Auf den ersten Blick scheint es so, als erzählte Travnicek von den Dingen, die fast alle jungen Autoren in ihrem überschaubaren Repertoire haben: vom mühsamen Heranwachsen, von Familienkonflikten, erster großen Liebe und ersten gravierenden Verlusten. Doch Cornelia Travnicek versteht es, die Stereotypen dieser Standardthemen auszusparen, und das gelingt ihr vor allem, weil ihre Hauptfigur - die in Wien lebende Mae Reimel - als ein eigenständiger, weitgehend klischeebefreiter Charakter präsentiert wird. Eingebunden in ein klug komponiertes Erzählgerüst, das, angezeigt durch den Wechsel von Präsens und Präte­ritum, unaufdringlich zwischen Vergangenheit und Gegenwart pendelt, entfaltet sich Maes manchmal glückliche und oft traurige Geschichte: der Tod des kranken Bruders, die Trennung der Eltern, das Zusammenleben mit jungen Obdachlosen und schließlich die Beziehungen zu zwei Männern, die unterschiedlicher nicht sein könnten.

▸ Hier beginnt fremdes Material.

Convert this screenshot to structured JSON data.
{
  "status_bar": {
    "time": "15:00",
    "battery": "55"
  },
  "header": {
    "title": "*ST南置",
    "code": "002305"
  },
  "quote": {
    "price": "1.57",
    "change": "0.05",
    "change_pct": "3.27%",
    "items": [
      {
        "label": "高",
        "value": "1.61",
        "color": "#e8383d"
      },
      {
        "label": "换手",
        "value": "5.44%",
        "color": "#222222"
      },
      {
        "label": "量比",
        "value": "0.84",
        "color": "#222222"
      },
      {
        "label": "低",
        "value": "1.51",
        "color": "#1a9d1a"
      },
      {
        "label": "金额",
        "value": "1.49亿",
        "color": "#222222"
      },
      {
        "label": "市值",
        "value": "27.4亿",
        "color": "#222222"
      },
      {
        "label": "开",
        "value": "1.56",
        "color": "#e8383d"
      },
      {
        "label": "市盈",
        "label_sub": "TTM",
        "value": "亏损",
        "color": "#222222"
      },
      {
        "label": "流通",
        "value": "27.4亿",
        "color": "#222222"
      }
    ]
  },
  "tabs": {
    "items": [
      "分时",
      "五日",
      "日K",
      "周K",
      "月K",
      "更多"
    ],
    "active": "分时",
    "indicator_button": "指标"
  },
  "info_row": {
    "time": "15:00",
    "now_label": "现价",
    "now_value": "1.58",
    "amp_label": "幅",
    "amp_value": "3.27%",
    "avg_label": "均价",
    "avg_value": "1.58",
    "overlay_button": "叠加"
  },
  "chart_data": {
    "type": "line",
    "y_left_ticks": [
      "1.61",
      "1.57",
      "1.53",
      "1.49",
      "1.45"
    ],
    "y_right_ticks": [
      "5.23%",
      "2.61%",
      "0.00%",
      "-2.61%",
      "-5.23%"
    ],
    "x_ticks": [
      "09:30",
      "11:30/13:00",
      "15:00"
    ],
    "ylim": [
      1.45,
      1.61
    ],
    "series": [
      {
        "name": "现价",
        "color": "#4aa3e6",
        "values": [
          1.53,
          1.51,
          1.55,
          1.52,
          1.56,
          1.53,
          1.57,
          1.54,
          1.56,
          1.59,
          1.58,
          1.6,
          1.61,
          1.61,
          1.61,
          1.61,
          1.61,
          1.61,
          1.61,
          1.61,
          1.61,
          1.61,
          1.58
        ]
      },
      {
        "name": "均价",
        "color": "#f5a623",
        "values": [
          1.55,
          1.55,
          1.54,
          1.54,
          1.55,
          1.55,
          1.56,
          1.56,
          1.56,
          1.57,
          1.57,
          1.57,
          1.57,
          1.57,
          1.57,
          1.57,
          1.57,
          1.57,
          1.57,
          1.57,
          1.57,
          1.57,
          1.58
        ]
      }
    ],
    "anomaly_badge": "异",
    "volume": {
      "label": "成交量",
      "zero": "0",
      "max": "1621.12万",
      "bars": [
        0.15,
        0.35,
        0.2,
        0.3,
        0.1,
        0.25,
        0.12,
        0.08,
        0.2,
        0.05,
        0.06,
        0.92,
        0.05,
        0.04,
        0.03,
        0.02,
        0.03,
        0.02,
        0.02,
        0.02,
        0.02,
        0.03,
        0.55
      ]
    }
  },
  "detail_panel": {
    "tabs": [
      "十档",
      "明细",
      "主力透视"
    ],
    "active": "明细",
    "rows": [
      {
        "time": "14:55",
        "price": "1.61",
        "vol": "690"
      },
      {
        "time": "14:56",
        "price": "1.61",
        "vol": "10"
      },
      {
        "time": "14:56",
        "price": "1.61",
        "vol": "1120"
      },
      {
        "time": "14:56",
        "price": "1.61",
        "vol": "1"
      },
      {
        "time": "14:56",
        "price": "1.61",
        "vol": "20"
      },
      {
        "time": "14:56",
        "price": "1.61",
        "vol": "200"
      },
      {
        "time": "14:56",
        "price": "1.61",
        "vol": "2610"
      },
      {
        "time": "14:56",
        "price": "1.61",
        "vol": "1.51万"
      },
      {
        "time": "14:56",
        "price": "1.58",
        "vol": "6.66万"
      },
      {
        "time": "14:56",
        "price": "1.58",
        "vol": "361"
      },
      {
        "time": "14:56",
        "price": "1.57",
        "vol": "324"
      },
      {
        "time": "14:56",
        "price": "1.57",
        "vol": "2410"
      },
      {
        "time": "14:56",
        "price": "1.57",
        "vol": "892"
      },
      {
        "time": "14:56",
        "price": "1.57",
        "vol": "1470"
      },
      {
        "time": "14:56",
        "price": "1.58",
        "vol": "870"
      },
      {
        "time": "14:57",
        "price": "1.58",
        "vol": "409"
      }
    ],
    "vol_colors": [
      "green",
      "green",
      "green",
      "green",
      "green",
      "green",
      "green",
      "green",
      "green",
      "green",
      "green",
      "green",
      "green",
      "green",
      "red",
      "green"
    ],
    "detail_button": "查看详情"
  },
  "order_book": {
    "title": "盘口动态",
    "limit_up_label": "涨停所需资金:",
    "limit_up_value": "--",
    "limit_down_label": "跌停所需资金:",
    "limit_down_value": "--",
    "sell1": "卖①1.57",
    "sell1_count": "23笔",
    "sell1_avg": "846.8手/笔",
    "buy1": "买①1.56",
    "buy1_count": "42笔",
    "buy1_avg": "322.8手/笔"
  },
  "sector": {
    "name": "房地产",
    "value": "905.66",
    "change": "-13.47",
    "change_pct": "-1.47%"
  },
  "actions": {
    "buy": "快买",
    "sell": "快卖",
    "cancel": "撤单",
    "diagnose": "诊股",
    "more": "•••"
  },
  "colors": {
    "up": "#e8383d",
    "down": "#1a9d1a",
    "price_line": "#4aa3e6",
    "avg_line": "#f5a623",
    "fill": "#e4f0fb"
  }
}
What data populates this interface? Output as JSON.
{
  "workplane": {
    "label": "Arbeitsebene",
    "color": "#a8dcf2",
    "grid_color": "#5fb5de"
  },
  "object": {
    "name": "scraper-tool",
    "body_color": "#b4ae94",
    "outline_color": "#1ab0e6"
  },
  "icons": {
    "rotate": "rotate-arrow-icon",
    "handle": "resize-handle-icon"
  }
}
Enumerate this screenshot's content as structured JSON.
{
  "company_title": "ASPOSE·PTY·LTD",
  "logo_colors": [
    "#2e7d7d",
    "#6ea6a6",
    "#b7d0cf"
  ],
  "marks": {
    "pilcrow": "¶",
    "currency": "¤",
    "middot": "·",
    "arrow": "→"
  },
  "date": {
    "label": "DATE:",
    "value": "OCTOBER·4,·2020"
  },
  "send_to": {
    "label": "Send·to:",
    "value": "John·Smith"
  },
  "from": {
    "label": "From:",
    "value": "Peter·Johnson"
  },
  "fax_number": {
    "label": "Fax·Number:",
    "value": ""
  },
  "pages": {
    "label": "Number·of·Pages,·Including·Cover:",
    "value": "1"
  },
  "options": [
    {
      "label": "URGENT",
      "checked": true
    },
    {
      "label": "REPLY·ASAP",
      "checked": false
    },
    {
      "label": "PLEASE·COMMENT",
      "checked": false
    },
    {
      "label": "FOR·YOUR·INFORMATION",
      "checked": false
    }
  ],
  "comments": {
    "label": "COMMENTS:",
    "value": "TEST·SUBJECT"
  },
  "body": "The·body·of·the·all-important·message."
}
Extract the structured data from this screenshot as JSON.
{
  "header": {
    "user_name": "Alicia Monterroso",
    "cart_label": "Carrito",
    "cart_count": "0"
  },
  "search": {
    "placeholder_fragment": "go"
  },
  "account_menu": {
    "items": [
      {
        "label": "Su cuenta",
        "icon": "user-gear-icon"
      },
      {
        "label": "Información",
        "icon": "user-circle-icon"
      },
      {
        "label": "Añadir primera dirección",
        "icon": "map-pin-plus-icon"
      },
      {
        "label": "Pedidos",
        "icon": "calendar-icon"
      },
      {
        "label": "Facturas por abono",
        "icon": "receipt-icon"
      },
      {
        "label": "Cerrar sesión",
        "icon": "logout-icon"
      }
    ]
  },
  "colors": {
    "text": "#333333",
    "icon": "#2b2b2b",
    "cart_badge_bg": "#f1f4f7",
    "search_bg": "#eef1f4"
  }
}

An den Füßen trägt Mae, während sie durch Wien zieht oder eine Reise nach Amsterdam unternimmt, die roten Chucks ihres gestorbenen Bruders - als Symbol einer Suche nach Beständigkeit und eines Bemühens, im Leben irgendwie Tritt zu fassen. Ob Maes Wege sie an die Seite des Junkies Tamara, des farblosen Architekten Jakob, der keinen Alkohol trinkt, weil das ungesund ist und "nichts bringt", oder - als Bewährungsstrafe - in eine Aids-Hilfe-Station führen, allenthalben sucht Mae auf ganz altmodische Weise nach dem Sinn dessen, was sie erlebt. Eklektizistisch sammelt sie Theorien und Anschauungen, liest Ingeborg Bachmann und Max Frisch und weiß vor allem, was sie nicht will: leben wie ihre Mutter zum Beispiel oder wie Jakob, der so durchorganisiert auftritt, dass selbst seine "Träume Statik besitzen".
Eine neue Dimension erlangt Maes Leben, als sie auf den aidskranken Fotografen Paul trifft. Ohne Zögern sieht sie in ihm ihre große Liebe, wohl wissend, dass sein Sterben nicht aufzuhalten ist. Mit gutem Gespür, den Fallen der Sentimentalität auszuweichen, schildert Cornelia Travnicek das Zusammenleben eines Paares, das so gern ungetrübtes Glück genießen würde und sich nur auf den Tod vorbereiten kann. Je näher dieser Paul rückt, desto verzweifelter will Mae Überbleibsel des Geliebten - Spermareste oder Haarbüschel - aufbewahren, in dreizehn Tupperschüsseln.
"Chucks" ist kein Buch ohne Fehl und Tadel. Obgleich es dankenswerterweise darauf verzichtet, mit einem betont jugendlichen Jargon aufzutrumpfen, klappert es in Maes Metaphernhaushalt mitunter. Wenn von einer "Angst" die Rede ist, die einem "das Innere einen Wimpernschlag lang schockgefriert" oder wenn in einer Weihnachtsszene, als Maes Mutter, die an die Rückkehr ihrer Tochter ins bürgerliche Leben glauben möchten, mit Pauls Krankheit konfrontiert wird, der "letzte Sternspritzer erlischt", sitzen die üppig geratenen Bilder nicht am richtigen Ort. Und alle Kapitelüberschriften zwanghaft munter nach dem Muster "Von Bewährungshelfern und dem Geruch von Kuheutern" zu stricken sollte in den kommenden Romanen dieser ungemein talentierten Autorin besser ni 69b cht wiederholt werden. Solche neckischen Spielereien hat sie nicht nötig.